Some GitHub users must take action after RSA SSH host key exposed

Some GitHub users will have to make changes to their terminal code after the platform replaced its RSA SSH host key after it was exposed.

The key was only "briefly exposed" in a public GitHub repository, it said, but took the measure to replace the key "out of an abundance of caution".

Mike Hanley, CSO and SVP of engineering at GitHub, assured users that GitHub’s systems haven’t been compromised, but that the key was exposed due to “an inadvertent publishing of private information”.

“We did this to protect our users from any chance of an adversary impersonating GitHub or eavesdropping on their Git operations over SSH,” Hanley said in a blog post.

“This key does not grant access to GitHub’s infrastructure or customer data. This change only impacts Git operations over SSH using RSA. Web traffic to GitHub.com and HTTPS Git operations are not affected.”

Secure Shell (SSH) keys are used in the SSH protocol as an access credential. It allows users to securely access network resources, including servers, and use them as if they were local machines.

Host keys are unique to each SSH client and if one was stolen and then abused, attackers could perform man in the middle (MITM) attacks to access user passwords or execute commands.

GitHub said that only the RSA SSH key was replaced, and users who rely on ECDSA or Ed25519 keys don’t need to make any changes.

However, GitHub users who see the message “WARNING: REMOTE HOST IDENTIFICATION HAS CHANGED!” when connecting to GitHub.com through SSH will have to make some changes.

Users need to remove the old SSH key by running the command '$ ssh-keygen -R github.com'.

Alternatively, they can also update their ~/.ssh/known_hosts file manually to get rid of the old key, and add the new one by inserting a new line that can be found in the company’s blog post.

Another method users can deploy is automatically updating the key in their ~/.ssh/known_hosts by running specific code in their terminal, which can also be found on GitHub’s blog post.

“This is maybe as bad as Heartbleed,” said Daniel Feldman, cloud security architect for HPE on Twitter.

"Everything was exposed, across many platforms and services, retroactively going back some period of time (we’re not sure how long yet).

“Like Heartbleed, it will be very difficult to prove whether or not someone actually used the exploit.
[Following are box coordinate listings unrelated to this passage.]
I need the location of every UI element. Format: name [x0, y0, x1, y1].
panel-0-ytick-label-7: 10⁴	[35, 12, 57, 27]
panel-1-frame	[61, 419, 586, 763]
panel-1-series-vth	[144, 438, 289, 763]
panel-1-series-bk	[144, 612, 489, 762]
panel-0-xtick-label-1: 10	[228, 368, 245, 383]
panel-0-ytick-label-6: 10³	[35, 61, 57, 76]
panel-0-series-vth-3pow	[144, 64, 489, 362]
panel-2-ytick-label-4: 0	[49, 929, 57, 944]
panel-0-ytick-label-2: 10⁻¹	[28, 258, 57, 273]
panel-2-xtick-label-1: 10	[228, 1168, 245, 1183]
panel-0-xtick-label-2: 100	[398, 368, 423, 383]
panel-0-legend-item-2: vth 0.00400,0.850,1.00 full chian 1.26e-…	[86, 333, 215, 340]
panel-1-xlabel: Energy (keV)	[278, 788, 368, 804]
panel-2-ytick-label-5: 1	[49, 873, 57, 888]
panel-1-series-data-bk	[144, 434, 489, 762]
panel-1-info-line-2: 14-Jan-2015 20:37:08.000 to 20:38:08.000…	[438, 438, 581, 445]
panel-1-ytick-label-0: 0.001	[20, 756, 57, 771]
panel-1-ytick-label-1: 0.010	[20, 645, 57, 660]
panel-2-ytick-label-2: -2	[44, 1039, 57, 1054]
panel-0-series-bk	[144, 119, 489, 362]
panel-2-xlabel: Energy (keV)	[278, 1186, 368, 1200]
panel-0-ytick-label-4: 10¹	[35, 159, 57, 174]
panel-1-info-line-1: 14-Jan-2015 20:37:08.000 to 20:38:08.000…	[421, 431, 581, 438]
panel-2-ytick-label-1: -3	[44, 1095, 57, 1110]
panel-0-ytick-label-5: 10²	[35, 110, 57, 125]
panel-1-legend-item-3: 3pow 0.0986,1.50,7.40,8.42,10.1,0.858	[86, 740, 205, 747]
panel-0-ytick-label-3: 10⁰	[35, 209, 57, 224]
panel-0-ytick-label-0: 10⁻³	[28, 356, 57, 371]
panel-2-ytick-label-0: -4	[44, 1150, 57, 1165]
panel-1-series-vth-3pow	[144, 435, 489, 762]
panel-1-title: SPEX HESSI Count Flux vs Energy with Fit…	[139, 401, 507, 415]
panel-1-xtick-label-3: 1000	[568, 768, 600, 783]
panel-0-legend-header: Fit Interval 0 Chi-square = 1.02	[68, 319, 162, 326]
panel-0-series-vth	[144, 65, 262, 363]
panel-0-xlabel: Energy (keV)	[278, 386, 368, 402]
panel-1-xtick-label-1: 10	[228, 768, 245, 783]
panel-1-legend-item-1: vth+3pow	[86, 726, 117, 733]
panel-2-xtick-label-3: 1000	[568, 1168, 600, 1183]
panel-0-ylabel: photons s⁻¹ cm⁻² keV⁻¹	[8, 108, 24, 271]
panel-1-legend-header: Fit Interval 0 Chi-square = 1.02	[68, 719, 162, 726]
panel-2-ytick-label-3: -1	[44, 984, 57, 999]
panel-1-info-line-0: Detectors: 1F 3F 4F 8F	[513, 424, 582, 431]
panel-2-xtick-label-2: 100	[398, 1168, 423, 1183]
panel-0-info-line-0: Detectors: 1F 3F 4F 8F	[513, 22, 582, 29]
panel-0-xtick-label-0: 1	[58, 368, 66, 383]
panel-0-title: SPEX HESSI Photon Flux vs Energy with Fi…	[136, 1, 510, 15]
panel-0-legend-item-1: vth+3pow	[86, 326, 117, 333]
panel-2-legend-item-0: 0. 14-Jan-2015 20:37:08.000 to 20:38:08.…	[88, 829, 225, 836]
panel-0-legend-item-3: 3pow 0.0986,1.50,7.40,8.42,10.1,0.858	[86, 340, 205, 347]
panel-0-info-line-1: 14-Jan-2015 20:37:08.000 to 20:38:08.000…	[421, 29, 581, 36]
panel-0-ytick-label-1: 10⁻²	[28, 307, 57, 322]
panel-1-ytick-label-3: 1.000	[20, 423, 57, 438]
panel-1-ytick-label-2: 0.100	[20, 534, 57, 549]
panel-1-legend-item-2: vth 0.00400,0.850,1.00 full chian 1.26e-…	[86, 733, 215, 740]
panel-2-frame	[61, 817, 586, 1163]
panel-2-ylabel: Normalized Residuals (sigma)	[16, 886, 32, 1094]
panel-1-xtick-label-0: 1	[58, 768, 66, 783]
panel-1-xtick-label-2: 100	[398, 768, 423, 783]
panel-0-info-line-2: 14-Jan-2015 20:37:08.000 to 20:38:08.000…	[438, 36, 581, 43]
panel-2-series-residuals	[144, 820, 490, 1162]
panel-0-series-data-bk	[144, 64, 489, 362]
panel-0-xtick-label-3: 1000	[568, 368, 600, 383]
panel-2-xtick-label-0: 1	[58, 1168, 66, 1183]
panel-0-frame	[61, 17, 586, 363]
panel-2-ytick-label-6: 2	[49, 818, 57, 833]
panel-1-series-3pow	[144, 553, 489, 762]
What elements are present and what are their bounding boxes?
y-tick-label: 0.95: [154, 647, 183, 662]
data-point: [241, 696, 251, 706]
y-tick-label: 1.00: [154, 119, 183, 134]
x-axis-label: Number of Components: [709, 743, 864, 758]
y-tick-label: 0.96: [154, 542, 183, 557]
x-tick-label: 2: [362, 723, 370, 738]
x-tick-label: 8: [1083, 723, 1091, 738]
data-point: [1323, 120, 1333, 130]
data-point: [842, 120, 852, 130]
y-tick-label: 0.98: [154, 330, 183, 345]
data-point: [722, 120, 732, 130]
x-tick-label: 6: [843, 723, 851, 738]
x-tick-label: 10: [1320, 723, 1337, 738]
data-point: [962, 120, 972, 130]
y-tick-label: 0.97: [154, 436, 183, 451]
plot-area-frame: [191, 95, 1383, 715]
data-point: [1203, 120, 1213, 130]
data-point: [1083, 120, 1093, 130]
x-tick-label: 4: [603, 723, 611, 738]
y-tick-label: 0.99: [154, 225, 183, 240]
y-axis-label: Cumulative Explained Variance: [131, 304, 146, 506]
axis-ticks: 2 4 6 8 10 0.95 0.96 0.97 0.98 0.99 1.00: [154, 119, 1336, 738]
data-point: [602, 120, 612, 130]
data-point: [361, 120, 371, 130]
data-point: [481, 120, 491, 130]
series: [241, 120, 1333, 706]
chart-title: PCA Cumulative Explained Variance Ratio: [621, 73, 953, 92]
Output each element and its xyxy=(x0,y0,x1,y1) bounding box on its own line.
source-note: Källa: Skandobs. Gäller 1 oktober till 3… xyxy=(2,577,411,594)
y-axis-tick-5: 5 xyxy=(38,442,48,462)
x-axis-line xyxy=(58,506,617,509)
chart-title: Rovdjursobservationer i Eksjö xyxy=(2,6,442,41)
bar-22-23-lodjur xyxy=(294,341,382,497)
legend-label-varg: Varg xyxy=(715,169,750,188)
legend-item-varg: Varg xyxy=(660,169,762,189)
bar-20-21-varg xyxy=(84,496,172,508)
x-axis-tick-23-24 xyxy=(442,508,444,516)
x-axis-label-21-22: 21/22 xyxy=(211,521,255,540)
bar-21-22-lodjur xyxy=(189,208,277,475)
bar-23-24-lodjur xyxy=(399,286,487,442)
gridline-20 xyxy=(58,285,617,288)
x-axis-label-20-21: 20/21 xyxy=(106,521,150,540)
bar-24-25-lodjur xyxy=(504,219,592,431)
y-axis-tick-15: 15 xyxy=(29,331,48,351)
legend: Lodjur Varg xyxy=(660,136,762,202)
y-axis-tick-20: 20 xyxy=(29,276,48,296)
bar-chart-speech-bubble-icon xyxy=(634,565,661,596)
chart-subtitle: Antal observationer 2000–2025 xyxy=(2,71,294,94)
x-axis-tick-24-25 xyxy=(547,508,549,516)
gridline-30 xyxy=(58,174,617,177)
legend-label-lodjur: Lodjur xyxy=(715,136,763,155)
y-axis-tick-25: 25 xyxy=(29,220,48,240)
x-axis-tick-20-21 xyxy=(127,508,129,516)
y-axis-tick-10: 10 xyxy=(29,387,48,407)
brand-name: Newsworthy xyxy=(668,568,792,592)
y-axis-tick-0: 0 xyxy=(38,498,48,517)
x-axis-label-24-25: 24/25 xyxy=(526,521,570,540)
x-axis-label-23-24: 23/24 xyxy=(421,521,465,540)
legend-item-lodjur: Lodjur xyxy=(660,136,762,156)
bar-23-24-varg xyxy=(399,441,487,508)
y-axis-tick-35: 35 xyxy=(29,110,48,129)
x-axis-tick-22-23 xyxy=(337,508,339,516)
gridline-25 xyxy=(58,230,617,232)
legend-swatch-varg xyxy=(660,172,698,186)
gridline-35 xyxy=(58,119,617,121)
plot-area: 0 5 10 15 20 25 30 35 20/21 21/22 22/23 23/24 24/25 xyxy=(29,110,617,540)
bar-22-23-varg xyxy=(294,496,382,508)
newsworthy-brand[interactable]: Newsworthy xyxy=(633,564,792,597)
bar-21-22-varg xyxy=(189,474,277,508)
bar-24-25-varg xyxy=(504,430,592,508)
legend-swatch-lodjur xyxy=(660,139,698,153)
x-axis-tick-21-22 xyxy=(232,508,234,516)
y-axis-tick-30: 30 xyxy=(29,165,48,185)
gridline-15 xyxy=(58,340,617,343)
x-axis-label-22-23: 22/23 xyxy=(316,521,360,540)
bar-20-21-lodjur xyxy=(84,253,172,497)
They just might have.”

Heartbleed was a security bug introduced into the OpenSSL cryptography library in 2012 but only disclosed in 2014. The vulnerability allowed potential hackers to read the memory of websites affected with the bug, opening the possibility for cyber criminals to discover encryption keys.

In October 2021, GitHub revoked all SSH keys used in its GUI client GitKraken after it discovered that the software client was generating weak SSH keys.

GitKraken disclosed the flaw, detailing that weak keys could lead to a higher probability of key duplication. GitHub notified users whose keys had been revoked, and recommended developers to review SSH keys linked to GitHub accounts.